The very first item on their list condemned the king because he “refused his assent to laws, the most wholesome and necessary for the public good.” Note that the signers wanted to pass laws, not repeal them, and they began by speaking of “the public good,” not about individuals or “the private sector.” They knew that it takes public action — including effective and responsive government — to secure “life, liberty and the pursuit of happiness.”
Their second grievance reinforced the first, accusing the king of having “forbidden his governors to pass laws of immediate and pressing importance.” Again, our forebears wanted to enact laws; they were not anti-government zealots.
Abuses three through nine also referred in some way to how laws were passed or justice was administered. The document doesn’t really get to anything that looks like Big Government oppression (“He has erected a multitude of new offices, and sent hither swarms of officers to harrass our people, and eat out their substance”) until grievance No. 10.
These kinds of sentiments — a vision in which government provided for its citizens and sought to make a material difference — were echoed in the Constitution, which speaks of promoting “a more perfect Union,” “Justice,” “the common defense,” “the general Welfare,” and “the Blessings of Liberty.”
Yes, the word “welfare” is right there in the preamble. Here’s hoping conservatives don’t feel the need to grumble every time they pass the National Archives.
I know states’ rights advocates revere the 10th Amendment. But when the word “states” appears in the Constitution, it typically is part of a compound word, “United States,” or refers to how the states and their people will be represented in the national government. We learned it in elementary school: The Constitution replaced the Articles of Confederation to create a stronger federal government, not a weak confederate government. […]

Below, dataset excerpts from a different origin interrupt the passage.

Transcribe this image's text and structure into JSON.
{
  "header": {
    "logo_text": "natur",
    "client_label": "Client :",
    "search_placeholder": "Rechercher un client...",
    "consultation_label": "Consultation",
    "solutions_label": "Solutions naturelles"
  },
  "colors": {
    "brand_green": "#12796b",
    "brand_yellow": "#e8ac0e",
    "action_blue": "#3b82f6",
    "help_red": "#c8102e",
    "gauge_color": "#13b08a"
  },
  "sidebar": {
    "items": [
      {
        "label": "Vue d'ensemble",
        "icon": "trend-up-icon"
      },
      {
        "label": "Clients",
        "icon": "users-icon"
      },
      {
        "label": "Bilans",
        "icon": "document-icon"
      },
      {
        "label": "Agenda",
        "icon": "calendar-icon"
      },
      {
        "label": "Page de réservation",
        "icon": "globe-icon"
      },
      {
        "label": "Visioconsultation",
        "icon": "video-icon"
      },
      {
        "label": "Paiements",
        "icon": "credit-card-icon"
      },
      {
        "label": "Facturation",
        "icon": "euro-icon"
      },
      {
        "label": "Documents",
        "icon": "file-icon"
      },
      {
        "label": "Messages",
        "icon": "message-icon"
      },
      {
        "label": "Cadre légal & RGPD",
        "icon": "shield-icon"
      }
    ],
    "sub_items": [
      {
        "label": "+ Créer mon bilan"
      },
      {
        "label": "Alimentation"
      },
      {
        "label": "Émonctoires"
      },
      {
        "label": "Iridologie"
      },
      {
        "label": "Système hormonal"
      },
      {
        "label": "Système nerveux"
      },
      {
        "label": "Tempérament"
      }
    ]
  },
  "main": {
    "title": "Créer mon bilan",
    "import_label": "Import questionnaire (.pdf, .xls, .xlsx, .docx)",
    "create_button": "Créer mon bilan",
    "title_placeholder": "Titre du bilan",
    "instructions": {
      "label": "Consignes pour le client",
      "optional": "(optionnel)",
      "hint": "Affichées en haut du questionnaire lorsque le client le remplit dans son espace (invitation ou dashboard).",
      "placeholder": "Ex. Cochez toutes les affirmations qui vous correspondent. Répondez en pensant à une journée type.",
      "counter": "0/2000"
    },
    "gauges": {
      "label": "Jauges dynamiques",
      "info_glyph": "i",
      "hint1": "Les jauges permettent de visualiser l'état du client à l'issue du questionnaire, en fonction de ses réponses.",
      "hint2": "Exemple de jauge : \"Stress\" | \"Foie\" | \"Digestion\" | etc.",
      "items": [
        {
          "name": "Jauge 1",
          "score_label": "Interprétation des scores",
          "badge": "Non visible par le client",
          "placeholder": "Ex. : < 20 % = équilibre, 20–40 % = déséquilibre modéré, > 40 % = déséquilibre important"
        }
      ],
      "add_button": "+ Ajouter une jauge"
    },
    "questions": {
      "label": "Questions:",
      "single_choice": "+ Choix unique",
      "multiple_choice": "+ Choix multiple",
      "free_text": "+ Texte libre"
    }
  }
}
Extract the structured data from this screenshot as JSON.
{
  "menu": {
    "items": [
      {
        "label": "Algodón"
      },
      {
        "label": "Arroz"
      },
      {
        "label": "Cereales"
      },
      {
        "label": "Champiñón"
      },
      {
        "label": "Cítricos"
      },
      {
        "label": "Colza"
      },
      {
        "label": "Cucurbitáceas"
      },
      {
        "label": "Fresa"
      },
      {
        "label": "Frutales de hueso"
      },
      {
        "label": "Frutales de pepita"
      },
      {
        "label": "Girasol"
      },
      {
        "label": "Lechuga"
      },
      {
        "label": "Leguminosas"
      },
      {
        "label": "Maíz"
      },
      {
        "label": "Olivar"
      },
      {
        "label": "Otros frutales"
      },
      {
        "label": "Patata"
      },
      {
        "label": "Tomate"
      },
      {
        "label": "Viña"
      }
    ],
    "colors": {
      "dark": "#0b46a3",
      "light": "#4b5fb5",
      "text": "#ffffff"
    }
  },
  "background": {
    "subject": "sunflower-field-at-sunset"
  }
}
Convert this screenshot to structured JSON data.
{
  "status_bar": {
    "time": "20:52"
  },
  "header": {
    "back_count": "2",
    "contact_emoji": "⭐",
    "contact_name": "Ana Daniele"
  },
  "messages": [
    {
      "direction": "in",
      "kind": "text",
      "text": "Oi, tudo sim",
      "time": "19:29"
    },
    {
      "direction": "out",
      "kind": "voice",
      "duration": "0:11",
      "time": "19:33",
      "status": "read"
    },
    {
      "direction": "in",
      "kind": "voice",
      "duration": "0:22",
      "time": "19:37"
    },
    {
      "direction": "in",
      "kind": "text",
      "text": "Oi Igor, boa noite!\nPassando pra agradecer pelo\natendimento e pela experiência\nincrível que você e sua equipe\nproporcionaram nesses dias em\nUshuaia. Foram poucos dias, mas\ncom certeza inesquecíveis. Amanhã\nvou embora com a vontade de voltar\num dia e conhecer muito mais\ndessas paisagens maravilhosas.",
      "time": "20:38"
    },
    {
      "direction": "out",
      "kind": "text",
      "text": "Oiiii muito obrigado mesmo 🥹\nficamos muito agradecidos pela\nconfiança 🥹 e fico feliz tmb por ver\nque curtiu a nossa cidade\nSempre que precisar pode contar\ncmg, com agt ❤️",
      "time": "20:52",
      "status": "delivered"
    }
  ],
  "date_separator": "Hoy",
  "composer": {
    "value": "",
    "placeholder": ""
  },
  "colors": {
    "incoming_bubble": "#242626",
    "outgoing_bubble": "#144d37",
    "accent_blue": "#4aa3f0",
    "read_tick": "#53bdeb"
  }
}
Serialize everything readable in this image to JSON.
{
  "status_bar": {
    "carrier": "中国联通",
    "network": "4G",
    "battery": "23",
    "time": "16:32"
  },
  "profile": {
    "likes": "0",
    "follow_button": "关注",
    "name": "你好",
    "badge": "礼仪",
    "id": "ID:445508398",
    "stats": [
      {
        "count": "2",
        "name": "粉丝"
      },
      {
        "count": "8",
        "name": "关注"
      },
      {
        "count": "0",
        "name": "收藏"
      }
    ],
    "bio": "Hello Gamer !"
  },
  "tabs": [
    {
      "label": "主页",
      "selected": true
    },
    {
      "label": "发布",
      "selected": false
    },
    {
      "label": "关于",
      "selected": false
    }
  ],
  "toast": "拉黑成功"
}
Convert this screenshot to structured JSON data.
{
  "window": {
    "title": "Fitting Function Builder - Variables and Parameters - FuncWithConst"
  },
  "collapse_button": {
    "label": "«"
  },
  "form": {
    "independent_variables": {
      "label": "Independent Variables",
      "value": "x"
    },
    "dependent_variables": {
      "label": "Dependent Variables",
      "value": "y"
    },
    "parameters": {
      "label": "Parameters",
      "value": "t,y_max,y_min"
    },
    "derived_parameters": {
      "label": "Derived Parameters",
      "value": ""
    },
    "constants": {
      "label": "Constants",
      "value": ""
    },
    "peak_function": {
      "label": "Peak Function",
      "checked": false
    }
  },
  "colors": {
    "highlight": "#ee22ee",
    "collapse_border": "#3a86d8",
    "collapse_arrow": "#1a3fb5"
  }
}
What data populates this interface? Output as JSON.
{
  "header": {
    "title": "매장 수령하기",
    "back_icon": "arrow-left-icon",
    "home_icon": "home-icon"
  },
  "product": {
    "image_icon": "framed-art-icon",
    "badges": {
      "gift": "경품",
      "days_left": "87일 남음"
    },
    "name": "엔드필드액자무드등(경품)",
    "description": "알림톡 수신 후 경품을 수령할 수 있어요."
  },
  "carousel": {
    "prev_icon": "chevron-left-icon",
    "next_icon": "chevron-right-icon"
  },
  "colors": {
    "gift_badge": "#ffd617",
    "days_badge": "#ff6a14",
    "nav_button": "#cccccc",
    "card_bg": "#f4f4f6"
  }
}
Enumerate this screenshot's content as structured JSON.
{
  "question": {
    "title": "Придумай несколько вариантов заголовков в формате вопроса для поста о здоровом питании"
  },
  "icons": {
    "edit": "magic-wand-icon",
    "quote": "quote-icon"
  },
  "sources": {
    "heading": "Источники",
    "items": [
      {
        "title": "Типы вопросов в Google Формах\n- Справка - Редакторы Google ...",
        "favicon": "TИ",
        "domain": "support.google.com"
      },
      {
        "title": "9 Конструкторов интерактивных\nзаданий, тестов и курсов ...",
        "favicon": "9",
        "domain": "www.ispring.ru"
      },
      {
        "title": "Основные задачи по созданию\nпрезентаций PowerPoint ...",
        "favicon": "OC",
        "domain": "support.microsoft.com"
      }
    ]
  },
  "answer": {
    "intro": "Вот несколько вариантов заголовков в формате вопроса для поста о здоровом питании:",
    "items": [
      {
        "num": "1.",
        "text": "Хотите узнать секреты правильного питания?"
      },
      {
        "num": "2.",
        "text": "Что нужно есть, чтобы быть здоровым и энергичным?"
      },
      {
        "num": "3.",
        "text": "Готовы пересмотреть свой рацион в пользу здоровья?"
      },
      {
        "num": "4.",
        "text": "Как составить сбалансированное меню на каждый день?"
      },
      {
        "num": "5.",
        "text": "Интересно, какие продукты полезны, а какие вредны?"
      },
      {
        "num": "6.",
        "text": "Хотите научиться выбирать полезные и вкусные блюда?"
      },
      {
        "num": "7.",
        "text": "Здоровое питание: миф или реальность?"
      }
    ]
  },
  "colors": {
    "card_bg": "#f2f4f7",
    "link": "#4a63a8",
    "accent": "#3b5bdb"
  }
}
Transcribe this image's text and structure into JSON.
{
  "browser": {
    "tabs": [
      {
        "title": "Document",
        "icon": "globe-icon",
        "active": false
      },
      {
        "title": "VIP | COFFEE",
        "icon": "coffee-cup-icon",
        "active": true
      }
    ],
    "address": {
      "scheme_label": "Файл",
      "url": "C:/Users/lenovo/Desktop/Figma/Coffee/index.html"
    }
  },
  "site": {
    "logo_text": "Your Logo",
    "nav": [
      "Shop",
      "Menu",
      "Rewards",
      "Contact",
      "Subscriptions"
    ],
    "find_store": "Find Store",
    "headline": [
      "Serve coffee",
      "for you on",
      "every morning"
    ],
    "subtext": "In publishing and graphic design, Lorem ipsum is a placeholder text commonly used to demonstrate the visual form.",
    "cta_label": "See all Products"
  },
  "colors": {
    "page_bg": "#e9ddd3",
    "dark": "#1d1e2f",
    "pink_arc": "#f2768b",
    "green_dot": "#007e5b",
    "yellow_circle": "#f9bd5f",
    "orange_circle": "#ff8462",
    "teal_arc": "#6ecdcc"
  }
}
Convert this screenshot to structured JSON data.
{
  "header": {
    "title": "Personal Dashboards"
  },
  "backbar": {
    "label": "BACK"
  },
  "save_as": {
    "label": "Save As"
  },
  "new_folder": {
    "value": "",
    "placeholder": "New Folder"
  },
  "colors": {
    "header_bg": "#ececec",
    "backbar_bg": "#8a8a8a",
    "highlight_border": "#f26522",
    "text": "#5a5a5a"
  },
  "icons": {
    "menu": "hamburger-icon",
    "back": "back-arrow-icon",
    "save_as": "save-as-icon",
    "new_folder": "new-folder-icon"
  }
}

We praise our Founders annually for revolting against royal rule and for creating an exceptionally durable system of self-government. We can wreck that system if we forget our Founders’ purpose of creating a representative form of national authority robust enough to secure the public good. It is still perfectly capable of doing that. But if we pretend we are living in Boston in 1773, we will draw all the wrong conclusions and make some remarkably foolish choices.
Slowly but surely, activists on the right have seemed to try to appropriate the colonial era as their own, as if they — and they alone — are the direct descendents of the Founding Fathers, and they deserve ownership of the revolutionary principles. We’re supposed to believe the leaders of the era were states-rights libertarians, embracing the attitudes of Ayn Rand and Grover Norquist generations before their birth.
Today seems like a good time to remember that a more accurate look at history tells a very different story.